Tuesday, January 5, 2010

Looking over my shoulder

I'm doing okay right now. Surprisingly okay, actually. And it makes me nervous. I've had some great opportunities in the past week to speak with a few people extensively about Addison's birth, death, and the short period in between the two. I think that is such a healing thing for me--to speak with people who really give a damn about the dirty little details. Who ask meaningful questions about what happened--about her life. While talking about Addison I have cried a little bit here and there, but no sobbing outbursts or anything like that. Even in private, I haven't broken down and cried in days. A lot of days, I think. And I'm starting to get nervous that either: a) I'm a heartless person who is "over" the death of her newborn in just 2 months; or b) I'm about to be blindsided by some seriously tough emotional days. Neither is acceptable to me, and both scare the crap out of me. Honestly, being in the position of having a dead baby is totally wrong, so I guess any emotion (or lack thereof) is going to feel wrong, too.


  1. I think I went through a short term phase where I felt not as affected by Calvin's death also around the two month mark. By the third month, the real pain set in and I thought I was dying, I wished I was dying on many days. I don't think you are heartless or over Addison at all, I think you are having a normal "calm before the storm" period in your grieving. Not trying to scare you, but it will get worse before it gets better. In any case, I think as bereaved mothers, we NEED people to listen to us talk about our babies. We NEED to get out all the details, including the horrific ones, not only to reaffirm for ourselves what we have just lived through, but to honour what our children have gone through in their little lives. Very few people want to hear about dead babies which can be very isolating, I find this is one of the few places I can talk about my feelings and not feel judged or crazy.

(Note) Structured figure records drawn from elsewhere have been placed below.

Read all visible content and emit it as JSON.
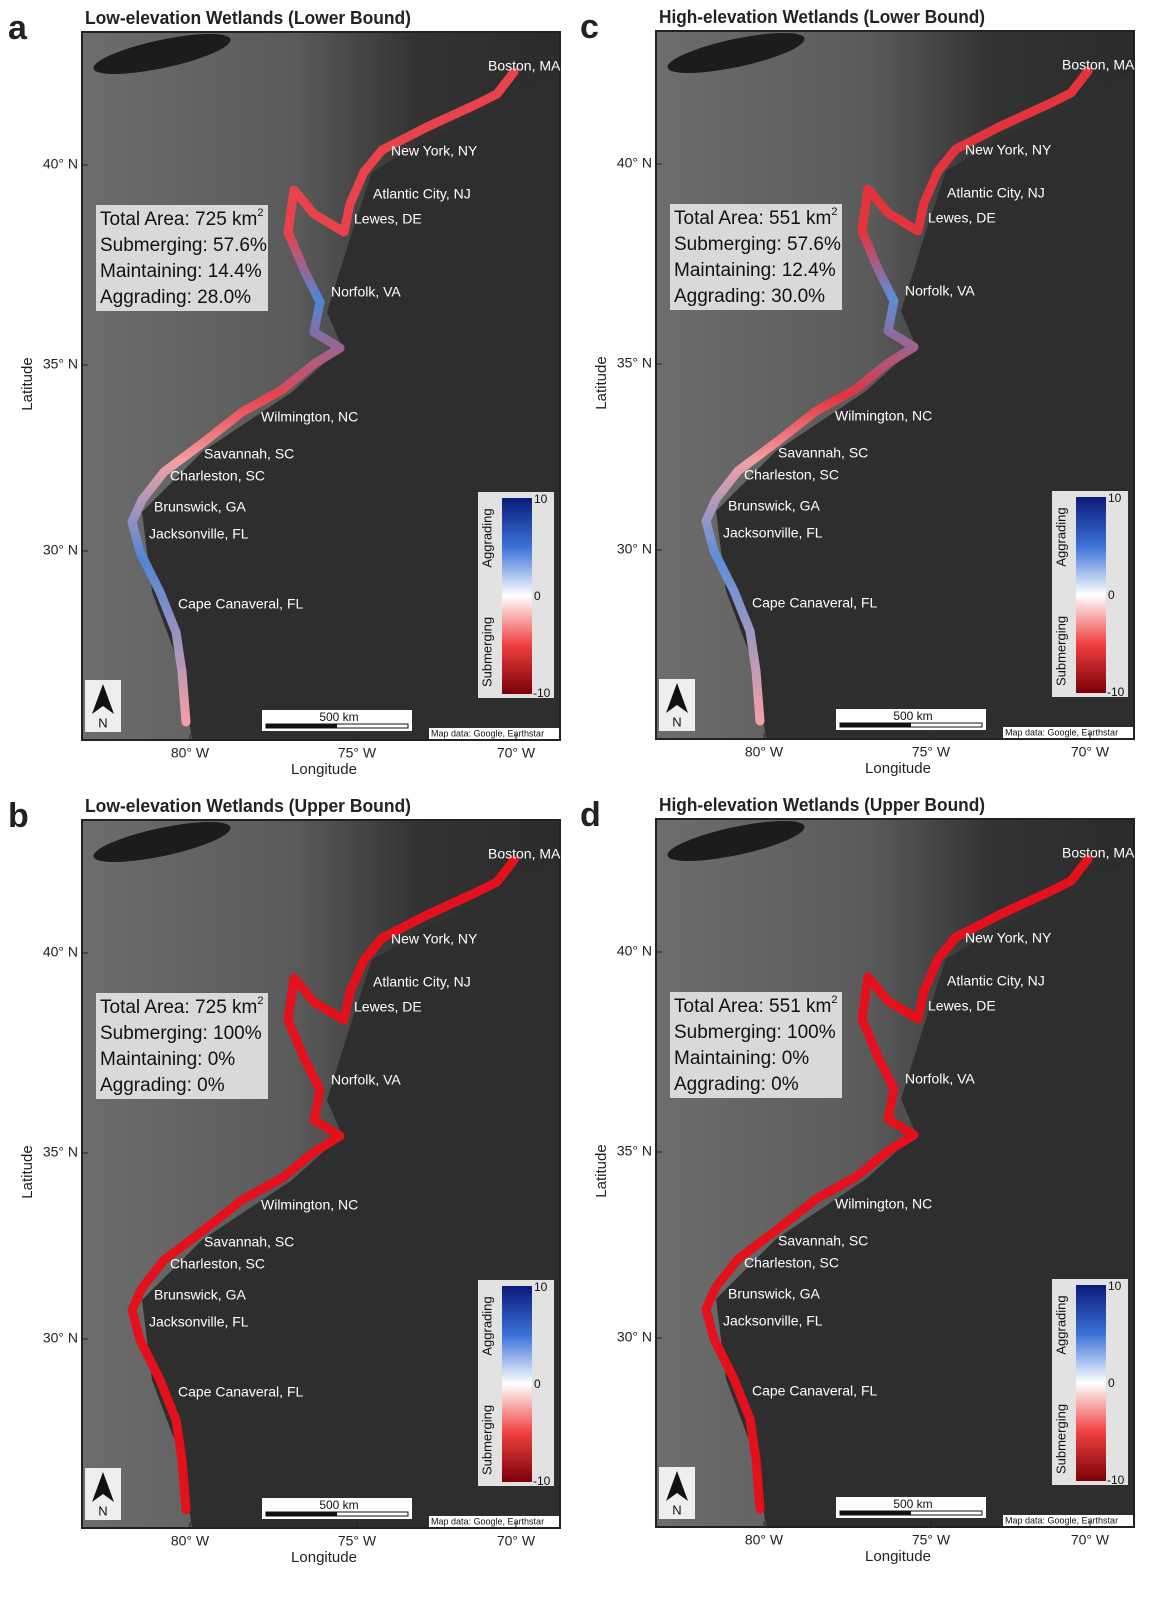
{
  "panels": [
    {
      "letter": "a",
      "title": "Low-elevation Wetlands (Lower Bound)",
      "stats": [
        {
          "text": "Total Area: 725 km",
          "sup": "2"
        },
        {
          "text": "Submerging: 57.6%"
        },
        {
          "text": "Maintaining: 14.4%"
        },
        {
          "text": "Aggrading: 28.0%"
        }
      ],
      "coast_colors": [
        "#e8434c",
        "#f2a0a4",
        "#4f86d6"
      ]
    },
    {
      "letter": "c",
      "title": "High-elevation Wetlands (Lower Bound)",
      "stats": [
        {
          "text": "Total Area: 551 km",
          "sup": "2"
        },
        {
          "text": "Submerging: 57.6%"
        },
        {
          "text": "Maintaining: 12.4%"
        },
        {
          "text": "Aggrading: 30.0%"
        }
      ],
      "coast_colors": [
        "#e3343e",
        "#f2a0a4",
        "#5a8fdb"
      ]
    },
    {
      "letter": "b",
      "title": "Low-elevation Wetlands (Upper Bound)",
      "stats": [
        {
          "text": "Total Area: 725 km",
          "sup": "2"
        },
        {
          "text": "Submerging: 100%"
        },
        {
          "text": "Maintaining: 0%"
        },
        {
          "text": "Aggrading: 0%"
        }
      ],
      "coast_colors": [
        "#e4111c",
        "#e4111c",
        "#e4111c"
      ]
    },
    {
      "letter": "d",
      "title": "High-elevation Wetlands (Upper Bound)",
      "stats": [
        {
          "text": "Total Area: 551 km",
          "sup": "2"
        },
        {
          "text": "Submerging: 100%"
        },
        {
          "text": "Maintaining: 0%"
        },
        {
          "text": "Aggrading: 0%"
        }
      ],
      "coast_colors": [
        "#e4111c",
        "#e4111c",
        "#e4111c"
      ]
    }
  ],
  "cities": [
    "Boston, MA",
    "New York, NY",
    "Atlantic City, NJ",
    "Lewes, DE",
    "Norfolk, VA",
    "Wilmington, NC",
    "Savannah, SC",
    "Charleston, SC",
    "Brunswick, GA",
    "Jacksonville, FL",
    "Cape Canaveral, FL"
  ],
  "lat_ticks": [
    "40° N",
    "35° N",
    "30° N"
  ],
  "lon_ticks": [
    "80° W",
    "75° W",
    "70° W"
  ],
  "y_label": "Latitude",
  "x_label": "Longitude",
  "colorbar": {
    "top": "10",
    "mid": "0",
    "bottom": "-10",
    "upper_label": "Aggrading",
    "lower_label": "Submerging"
  },
  "scale_label": "500 km",
  "attribution": "Map data: Google, Earthstar",
  "north": "N"
}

This unfortunate community of babylost parents has held me up when the people closest to me in life could not bear to hear about the death of my son. I hope you find that support too. Sending you hugs

  2. Generally, I've not been as affected by the loss of my baby as I would expect to be. And that fact terrifies me at times. everytime I go to see my doctor, I'm scared she's going to point accusingly at me and tell me I'm faking it, that I'm not as upset as I should be, that I'm a horrible person. But every single time I go to see her, I cry. Not huge breaking-down sobs, but just tears. I've only done the proper huge breaking down sobs thing twice, which seems not-enough to me. But that's the way it's gone.

    Your reaction is normal for you. Some people don't cry at all, but that doesn't mean they're any less blindsided by the whole thing. Some people find tears just aren't enough.

    What you say about the whole situation being wrong nails it, I think. Nothing about this whole situation is going to feel right, ever.

    i hope that if hard days are coming, you can get through them with help and support from those who love you.

  3. I posted to the forum about this exact point yesterday. We're away at the moment and have been sight seeing around a new city. I have been feeling OK a lot of the time and that's concerning me for the same reasons as you. I've been speaking to lots of people as well - a friend who lost her baby at 16 weeks was visiting last week and we talked a lot. I'm worried it's another 'calm before the storm' - had one of those over Christmas. I don't think we're heartless and I think there's probably going to be more bad days in the so maybe we should just make the most of the good ones while they're here.

    PS I've started a blog too - hoping it will help.